Mittelschwaebische Nachrichten
32 Jähriger bestellt reichlich Drogen im Darknet
Warum der Angeklagte aus dem Landkreis trotz der Menge mit einer Bewährungsstrafe davonkommt
Günzburg Eine Walther PPK und Rauschgift innerhalb von einer Viertelstunde: Kurz nach der Verhandlung hat der Verteidiger des Angeklagten den Amtsgerichtsdirektor Walter Henle und die Staatsanwältin informiert, wie einfach es ist, im Darknet an illegale Waren zu kommen, wie Waffen und Drogen. Der Mandant von Rechtsanwalt Mihael Milosevic war gerade wegen Beschaffung und Handel von Betäubungsmitteln verurteilt worden.
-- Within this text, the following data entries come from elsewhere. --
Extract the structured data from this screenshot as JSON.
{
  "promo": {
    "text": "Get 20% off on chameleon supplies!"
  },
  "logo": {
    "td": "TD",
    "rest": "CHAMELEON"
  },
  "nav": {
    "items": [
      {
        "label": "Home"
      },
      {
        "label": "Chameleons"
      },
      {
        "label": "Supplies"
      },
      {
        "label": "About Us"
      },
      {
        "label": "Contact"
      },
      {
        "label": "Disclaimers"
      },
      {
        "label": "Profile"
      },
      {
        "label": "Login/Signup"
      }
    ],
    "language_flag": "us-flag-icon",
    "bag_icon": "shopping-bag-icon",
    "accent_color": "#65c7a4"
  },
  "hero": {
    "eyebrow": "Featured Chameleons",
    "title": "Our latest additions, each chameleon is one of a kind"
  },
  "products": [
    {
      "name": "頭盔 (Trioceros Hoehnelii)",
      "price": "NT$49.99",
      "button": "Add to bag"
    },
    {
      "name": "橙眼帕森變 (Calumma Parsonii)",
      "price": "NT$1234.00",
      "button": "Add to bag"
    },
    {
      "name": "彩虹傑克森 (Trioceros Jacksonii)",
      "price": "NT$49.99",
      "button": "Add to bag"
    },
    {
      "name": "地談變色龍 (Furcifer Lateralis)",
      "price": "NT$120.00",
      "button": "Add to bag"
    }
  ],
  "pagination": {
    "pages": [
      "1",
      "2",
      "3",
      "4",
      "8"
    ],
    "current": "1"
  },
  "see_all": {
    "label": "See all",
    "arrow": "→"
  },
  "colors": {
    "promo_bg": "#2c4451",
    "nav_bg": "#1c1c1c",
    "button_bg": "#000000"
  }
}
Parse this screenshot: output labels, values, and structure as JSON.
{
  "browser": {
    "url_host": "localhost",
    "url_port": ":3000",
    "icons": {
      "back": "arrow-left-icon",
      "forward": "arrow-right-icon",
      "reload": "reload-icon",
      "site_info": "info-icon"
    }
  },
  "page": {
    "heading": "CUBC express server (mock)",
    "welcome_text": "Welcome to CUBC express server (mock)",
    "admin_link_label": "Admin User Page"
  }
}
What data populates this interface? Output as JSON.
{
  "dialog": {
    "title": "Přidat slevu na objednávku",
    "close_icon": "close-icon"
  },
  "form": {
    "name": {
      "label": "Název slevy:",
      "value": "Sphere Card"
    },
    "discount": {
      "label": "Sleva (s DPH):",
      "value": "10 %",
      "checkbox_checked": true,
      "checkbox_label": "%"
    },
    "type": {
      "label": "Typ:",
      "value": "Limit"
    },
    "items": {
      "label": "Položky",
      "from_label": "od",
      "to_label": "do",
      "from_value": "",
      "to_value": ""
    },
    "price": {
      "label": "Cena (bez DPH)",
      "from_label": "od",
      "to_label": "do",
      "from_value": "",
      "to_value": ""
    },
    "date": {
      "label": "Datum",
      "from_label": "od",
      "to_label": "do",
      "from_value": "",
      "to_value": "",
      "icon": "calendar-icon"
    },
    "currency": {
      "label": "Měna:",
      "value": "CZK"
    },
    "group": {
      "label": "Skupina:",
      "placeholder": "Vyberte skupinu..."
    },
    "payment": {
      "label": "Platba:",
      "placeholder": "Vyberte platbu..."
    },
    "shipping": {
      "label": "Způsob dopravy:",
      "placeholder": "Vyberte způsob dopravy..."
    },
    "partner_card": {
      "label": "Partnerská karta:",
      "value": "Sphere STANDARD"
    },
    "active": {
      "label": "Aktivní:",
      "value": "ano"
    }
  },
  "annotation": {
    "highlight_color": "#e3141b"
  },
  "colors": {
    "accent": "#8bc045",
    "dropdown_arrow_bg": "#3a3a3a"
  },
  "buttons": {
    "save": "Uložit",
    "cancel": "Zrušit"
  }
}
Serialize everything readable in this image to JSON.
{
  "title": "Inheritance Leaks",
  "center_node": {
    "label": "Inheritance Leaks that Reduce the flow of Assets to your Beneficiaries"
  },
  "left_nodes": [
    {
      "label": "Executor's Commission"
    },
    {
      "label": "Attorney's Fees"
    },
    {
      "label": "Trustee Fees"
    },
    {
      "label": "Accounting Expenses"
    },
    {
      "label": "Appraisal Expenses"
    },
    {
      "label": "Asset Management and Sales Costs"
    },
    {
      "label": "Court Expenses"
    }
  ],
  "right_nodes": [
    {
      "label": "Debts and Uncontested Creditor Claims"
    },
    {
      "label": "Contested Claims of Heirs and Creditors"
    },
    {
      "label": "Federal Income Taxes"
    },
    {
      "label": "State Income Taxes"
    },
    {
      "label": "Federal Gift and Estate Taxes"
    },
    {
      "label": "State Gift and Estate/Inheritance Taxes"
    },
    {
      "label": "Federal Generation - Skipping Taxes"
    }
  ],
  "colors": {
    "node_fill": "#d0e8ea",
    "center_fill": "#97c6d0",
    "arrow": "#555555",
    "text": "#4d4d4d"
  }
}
Der 32-Jährige hatte, so der Vorwurf der Staatsanwaltschaft, 2017 in zwei Fällen mehr als ein Kilogramm Amphetamine an seinen Wohnsitz in einer Stadt im nördlichen Landkreis liefern lassen. Nicht für den Eigenbedarf, sondern weil die Drogen an einen Mittäter gingen. Die brisante Ware hatte der Angeklagte unter dem Bestellernamen „zippy2000“ über die Plattform „Dream-Market“im Darknet, dem inoffiziellen Daten-Netzwerk, geordert. So kamen an zwei Tagen zunächst zwei Einzeldosen mit jeweils 325 Gramm zusammen, also 650 Gramm. Dafür erhielt der Angeklagte den vereinbarten Preis in Höhe von 1850 Euro. Und als kleines Extra gabs 100 Gramm Marihuana dazu, denn der Angeklagte konsumiere zu diesem Zeitpunkt selbst Rauschgift, wie eine Haarprobe bei der Untersuchung ergab.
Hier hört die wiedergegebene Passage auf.